Rémi Soulié nous révèle un « poète spéculatif », qui regarde et se voir regarder : « Le poète, par excellence, est le voyant, le connaissant et le philosophe, le spéculateur, de scepio, je regarde. Quel reflet spéculaire leur renvoie le speculum (“le miroir”) de l’admirable monde ? Celui de la scepies, l’aspect qui est aussi l’espèce, la forme, l’idée[16]. » Il découvre tout au long de l’œuvre mistralienne un être serein, en parfait accord avec le lieu de sa naissance, biographique mais aussi po(ï)étique. Le reflet du paysage natal provençal forme sa réflexion, et la nature montagnarde et solaire se prolonge dans l’épique d’« un cosmos ordonné et beau[17]. »

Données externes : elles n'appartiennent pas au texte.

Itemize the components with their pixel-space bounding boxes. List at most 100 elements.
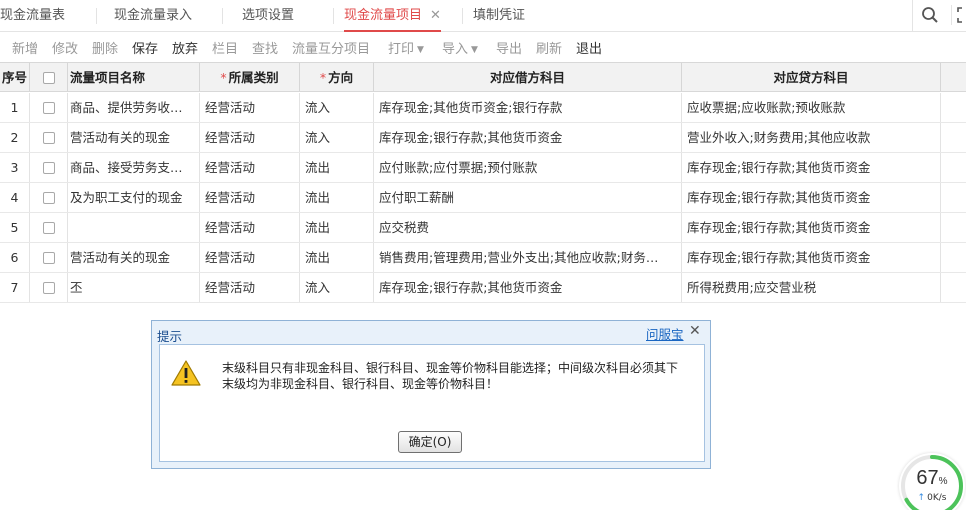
table-row[interactable]: 1 商品、提供劳务收… 经营活动 流入 库存现金;其他货币资金;银行存款 应收票据;应收账…	[0, 93, 966, 123]
table-row[interactable]: 3 商品、接受劳务支… 经营活动 流出 应付账款;应付票据;预付账款 库存现金;银行存款;…	[0, 153, 966, 183]
tab-close-icon[interactable]: ✕	[430, 8, 441, 23]
columns-button[interactable]: 栏目	[212, 38, 238, 57]
delete-button[interactable]: 删除	[92, 38, 118, 57]
cell-credit[interactable]: 库存现金;银行存款;其他货币资金	[682, 243, 941, 272]
cell-category[interactable]: 经营活动	[200, 153, 300, 182]
cell-direction[interactable]: 流出	[300, 213, 374, 242]
chevron-down-icon: ▼	[417, 45, 424, 55]
discard-button[interactable]: 放弃	[172, 38, 198, 57]
table-row[interactable]: 2 营活动有关的现金 经营活动 流入 库存现金;银行存款;其他货币资金 营业外收入;财务费…	[0, 123, 966, 153]
row-checkbox[interactable]	[42, 251, 55, 264]
cell-debit[interactable]: 库存现金;银行存款;其他货币资金	[374, 273, 682, 302]
select-all-checkbox[interactable]	[42, 71, 55, 84]
cell-credit[interactable]: 营业外收入;财务费用;其他应收款	[682, 123, 941, 152]
search-icon[interactable]	[921, 6, 939, 24]
refresh-button[interactable]: 刷新	[536, 38, 562, 57]
tab-label: 现金流量录入	[114, 8, 193, 23]
find-button[interactable]: 查找	[252, 38, 278, 57]
table-row[interactable]: 7 丕经营活动 流入 库存现金;银行存款;其他货币资金 所得税费用;应交营业税	[0, 273, 966, 303]
tab-cash-flow-statement[interactable]: 现金流量表	[0, 0, 65, 31]
cell-category[interactable]: 经营活动	[200, 213, 300, 242]
network-speed-widget[interactable]: 67% ↑ 0K/s	[899, 453, 965, 510]
help-link[interactable]: 问服宝	[646, 324, 684, 343]
cell-seq[interactable]: 7	[0, 273, 30, 302]
cell-direction[interactable]: 流出	[300, 183, 374, 212]
cell-name[interactable]: 丕	[68, 273, 200, 302]
close-icon[interactable]: ✕	[689, 323, 701, 339]
print-button[interactable]: 打印 ▼	[388, 38, 424, 57]
edit-button[interactable]: 修改	[52, 38, 78, 57]
row-checkbox[interactable]	[42, 281, 55, 294]
cell-select[interactable]	[30, 183, 68, 212]
cell-select[interactable]	[30, 153, 68, 182]
usage-value: 67	[916, 467, 939, 489]
cell-select[interactable]	[30, 273, 68, 302]
cell-direction[interactable]: 流入	[300, 273, 374, 302]
row-checkbox[interactable]	[42, 221, 55, 234]
header-direction: * 方向	[300, 63, 374, 91]
cell-credit[interactable]: 库存现金;银行存款;其他货币资金	[682, 213, 941, 242]
cell-direction[interactable]: 流出	[300, 243, 374, 272]
cell-debit[interactable]: 销售费用;管理费用;营业外支出;其他应收款;财务…	[374, 243, 682, 272]
cell-direction[interactable]: 流入	[300, 123, 374, 152]
message-line: 末级均为非现金科目、银行科目、现金等价物科目！	[222, 377, 499, 391]
add-button[interactable]: 新增	[12, 38, 38, 57]
fullscreen-icon[interactable]	[957, 7, 966, 23]
cell-debit[interactable]: 应交税费	[374, 213, 682, 242]
cell-debit[interactable]: 库存现金;银行存款;其他货币资金	[374, 123, 682, 152]
row-checkbox[interactable]	[42, 101, 55, 114]
cell-direction[interactable]: 流出	[300, 153, 374, 182]
tab-option-settings[interactable]: 选项设置	[242, 0, 294, 31]
cell-select[interactable]	[30, 93, 68, 122]
import-label: 导入	[442, 42, 469, 57]
table-row[interactable]: 4 及为职工支付的现金 经营活动 流出 应付职工薪酬 库存现金;银行存款;其他货币资金	[0, 183, 966, 213]
table-row[interactable]: 6 营活动有关的现金 经营活动 流出 销售费用;管理费用;营业外支出;其他应收款;财务……	[0, 243, 966, 273]
cell-category[interactable]: 经营活动	[200, 93, 300, 122]
cell-name[interactable]: 商品、提供劳务收…	[68, 93, 200, 122]
tab-cash-flow-items[interactable]: 现金流量项目 ✕	[344, 0, 441, 32]
cell-seq[interactable]: 3	[0, 153, 30, 182]
cell-name[interactable]: 及为职工支付的现金	[68, 183, 200, 212]
cell-category[interactable]: 经营活动	[200, 123, 300, 152]
cell-debit[interactable]: 库存现金;其他货币资金;银行存款	[374, 93, 682, 122]
row-checkbox[interactable]	[42, 191, 55, 204]
cell-select[interactable]	[30, 123, 68, 152]
cell-credit[interactable]: 库存现金;银行存款;其他货币资金	[682, 183, 941, 212]
save-button[interactable]: 保存	[132, 38, 158, 57]
cell-category[interactable]: 经营活动	[200, 243, 300, 272]
cell-seq[interactable]: 6	[0, 243, 30, 272]
table-row[interactable]: 5 经营活动 流出 应交税费 库存现金;银行存款;其他货币资金	[0, 213, 966, 243]
tab-fill-voucher[interactable]: 填制凭证	[473, 0, 525, 31]
cell-name[interactable]: 营活动有关的现金	[68, 243, 200, 272]
cell-select[interactable]	[30, 243, 68, 272]
cell-debit[interactable]: 应付账款;应付票据;预付账款	[374, 153, 682, 182]
row-checkbox[interactable]	[42, 131, 55, 144]
cell-name[interactable]: 营活动有关的现金	[68, 123, 200, 152]
cell-select[interactable]	[30, 213, 68, 242]
cell-category[interactable]: 经营活动	[200, 183, 300, 212]
cell-name[interactable]	[68, 213, 200, 242]
exit-button[interactable]: 退出	[576, 38, 602, 57]
cell-seq[interactable]: 4	[0, 183, 30, 212]
cell-category[interactable]: 经营活动	[200, 273, 300, 302]
cell-seq[interactable]: 1	[0, 93, 30, 122]
header-select-all[interactable]	[30, 63, 68, 91]
cell-name[interactable]: 商品、接受劳务支…	[68, 153, 200, 182]
cell-credit[interactable]: 库存现金;银行存款;其他货币资金	[682, 153, 941, 182]
cell-credit[interactable]: 所得税费用;应交营业税	[682, 273, 941, 302]
import-button[interactable]: 导入 ▼	[442, 38, 478, 57]
tab-cash-flow-entry[interactable]: 现金流量录入	[114, 0, 192, 31]
cell-credit[interactable]: 应收票据;应收账款;预收账款	[682, 93, 941, 122]
cell-direction[interactable]: 流入	[300, 93, 374, 122]
cell-seq[interactable]: 5	[0, 213, 30, 242]
mutual-items-button[interactable]: 流量互分项目	[292, 38, 370, 57]
cell-seq[interactable]: 2	[0, 123, 30, 152]
usage-percent: 67%	[899, 467, 965, 490]
ok-button[interactable]: 确定(O)	[398, 431, 462, 453]
cell-filler	[941, 243, 966, 272]
export-button[interactable]: 导出	[496, 38, 522, 57]
row-checkbox[interactable]	[42, 161, 55, 174]
required-marker: *	[319, 70, 327, 85]
tab-divider	[222, 8, 223, 24]
cell-debit[interactable]: 应付职工薪酬	[374, 183, 682, 212]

La nostalgie s’empare de l’essayiste et donne une tonalité mélancolique aux dernières lignes de son livre où il exprime le regret du temps jadis, harmonieux et calme, de cette Provence idyllique où Mistral n’a « jamais fait l’expérience de l’inquiétude ni, a fortiori, des tourments, des déchirures et des cris[18] », car il pouvait ignorer « l’angoisse face à l’absurdité d’un immonde désorienté et désamarré », « le vacarme et l’argent, l’agitation des insectes sociaux domestiqués[19] ».

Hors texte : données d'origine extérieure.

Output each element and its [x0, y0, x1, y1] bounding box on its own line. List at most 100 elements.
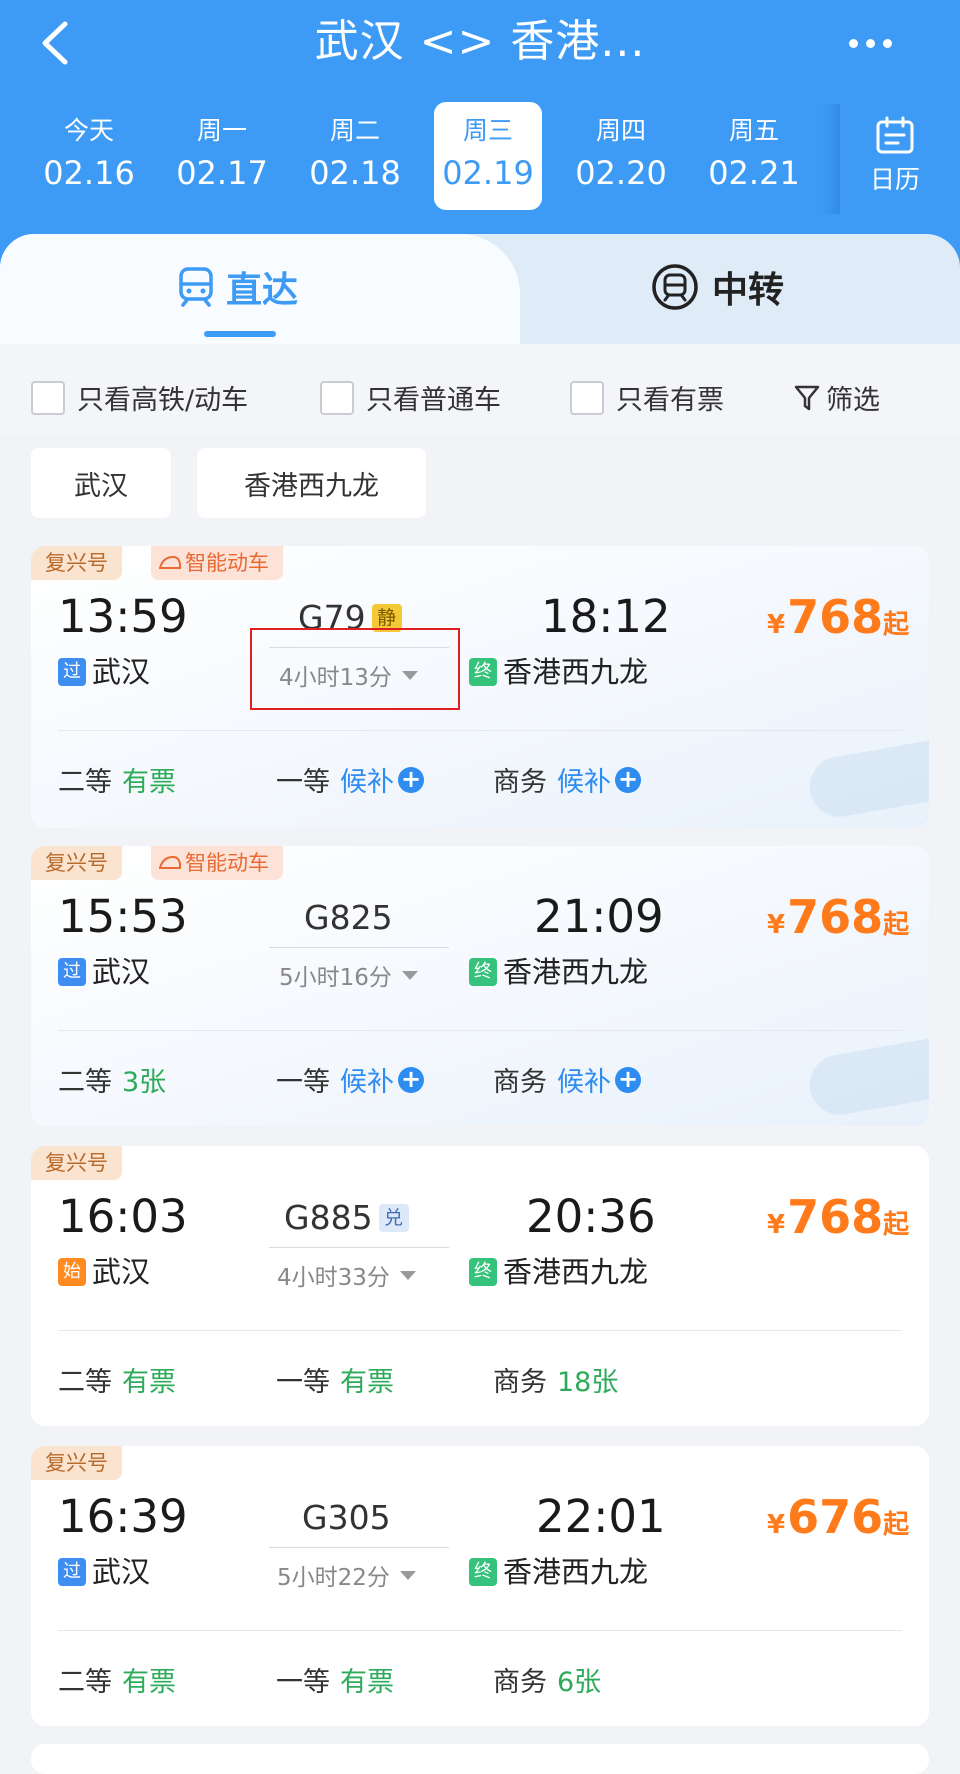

Il n’y a pas de poésie sans empathie. C’est la preuve que Rémi Soulié nous offre dans son livre où sa pensée critique, doucement portée par ce « dérèglement de tous les sens » comme dirait Rimbaud, nous renvoie, nous, les lecteurs, à notre propre terre absolue.
Mihaela-Genţiana Stănişor, « Sondages et mirages chez Frédéric Mistral »
Dans son dernier livre, Frédéric Mistral. Patrie Charnelle et Provence absolue, Rémi Soulié met en discussion la personnalité du poète français d’expression occitane et refait son parcours onto- poétique.
Mots-clés : terre, langue, racine, contradiction, Novalis, Hölderlin.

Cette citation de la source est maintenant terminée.